One of the many highlights of this year’s Baillie Gifford Borders Book Festival was the tale of the Carterhaugh Ba’ told by Billie Gillies, Ian Landles and Richard Scott, the Duke of Buccleuch to interviewer Finlay Calder.

Most people believe that English Anglican clergyman William Webb Ellis was the original inventor of rugby football while a pupil at Rugby School.

According to legend, Webb Ellis picked up the ball and ran with it during a school football match around 1823, thus creating the "rugby" style of play.

Although the story has become firmly entrenched in folklore, it is not supported by substantive evidence and in fact in later years Webb Ellis had no recollection of this incident having taken place.
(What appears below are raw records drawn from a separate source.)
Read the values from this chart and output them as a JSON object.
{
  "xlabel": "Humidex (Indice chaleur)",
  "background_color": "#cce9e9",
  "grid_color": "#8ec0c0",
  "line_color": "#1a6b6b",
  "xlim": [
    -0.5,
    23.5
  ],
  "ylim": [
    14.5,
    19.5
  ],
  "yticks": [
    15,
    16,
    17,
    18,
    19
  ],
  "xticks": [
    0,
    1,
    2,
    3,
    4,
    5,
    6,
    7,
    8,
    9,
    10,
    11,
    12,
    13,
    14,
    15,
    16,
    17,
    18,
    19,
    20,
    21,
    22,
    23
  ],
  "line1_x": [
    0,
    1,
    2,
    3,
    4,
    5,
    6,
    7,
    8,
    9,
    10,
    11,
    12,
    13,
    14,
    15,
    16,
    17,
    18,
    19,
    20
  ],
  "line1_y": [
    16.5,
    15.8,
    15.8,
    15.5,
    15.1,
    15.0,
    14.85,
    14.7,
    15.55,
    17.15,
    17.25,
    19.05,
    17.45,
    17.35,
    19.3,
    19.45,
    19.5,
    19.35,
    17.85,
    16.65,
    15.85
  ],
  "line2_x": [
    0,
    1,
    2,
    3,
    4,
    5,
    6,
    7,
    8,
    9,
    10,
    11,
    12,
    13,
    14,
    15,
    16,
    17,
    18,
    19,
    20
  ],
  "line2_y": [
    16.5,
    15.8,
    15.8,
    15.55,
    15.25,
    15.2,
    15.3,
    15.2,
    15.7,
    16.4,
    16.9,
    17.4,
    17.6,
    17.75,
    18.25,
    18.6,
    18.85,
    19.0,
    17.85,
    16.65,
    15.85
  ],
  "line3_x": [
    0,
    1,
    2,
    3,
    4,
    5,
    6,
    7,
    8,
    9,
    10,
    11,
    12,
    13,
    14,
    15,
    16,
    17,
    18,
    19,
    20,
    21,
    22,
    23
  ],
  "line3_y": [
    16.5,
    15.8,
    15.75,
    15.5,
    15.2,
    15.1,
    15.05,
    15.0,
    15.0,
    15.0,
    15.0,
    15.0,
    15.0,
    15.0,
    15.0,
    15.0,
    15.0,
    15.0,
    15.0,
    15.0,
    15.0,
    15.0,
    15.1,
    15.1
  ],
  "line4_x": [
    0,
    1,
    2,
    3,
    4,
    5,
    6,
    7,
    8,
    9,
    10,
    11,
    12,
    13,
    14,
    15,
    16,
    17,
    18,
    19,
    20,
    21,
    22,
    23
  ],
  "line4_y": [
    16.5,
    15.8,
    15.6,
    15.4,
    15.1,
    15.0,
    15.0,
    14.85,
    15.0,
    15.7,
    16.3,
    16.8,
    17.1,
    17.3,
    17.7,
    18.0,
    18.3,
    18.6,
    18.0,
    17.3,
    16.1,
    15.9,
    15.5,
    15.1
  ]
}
The incident is discounted by most rugby historians as a myth particularly those from the Scottish Borders who cite a well-documented game eight years earlier when 750 ba’ players came together in a mighty contest on the field of Carterhaugh, near Selkirk on December 4  1815 for what was advertised as ‘a Great Foot-Ball Match’.

Two hundred years to the day later two bands of dedicated ba’ players descended on Carterhaugh to celebrate the bicentenary of the match by joining battle in another no-holds-barred contest.

Cracked crowns, furious duckings, acts of never-to-be-forgotten heroism and unforgivable betrayal were recalled by Ian Landles who relived the dramas of the original 1815 Carterhaugh Ba’ match, and recalled Walter Scott’s pivotal role in organising it.

Billy Gillies also explained why the Border ba’ game is absolutely not just a game but a serious business, and gave a blow-by-blow account of the 2015 re-enactment.

Billy concluded by revealing that he intends having his ashes sewn into a ball so that he can keep playing the game.

Their coffee table book contains historic images, verses and letters, alongside photographs by leading Scottish photographers, and tells a story that has waited two centuries to be told.

Proceeds from book sales go to The Bill McLaren Foundation.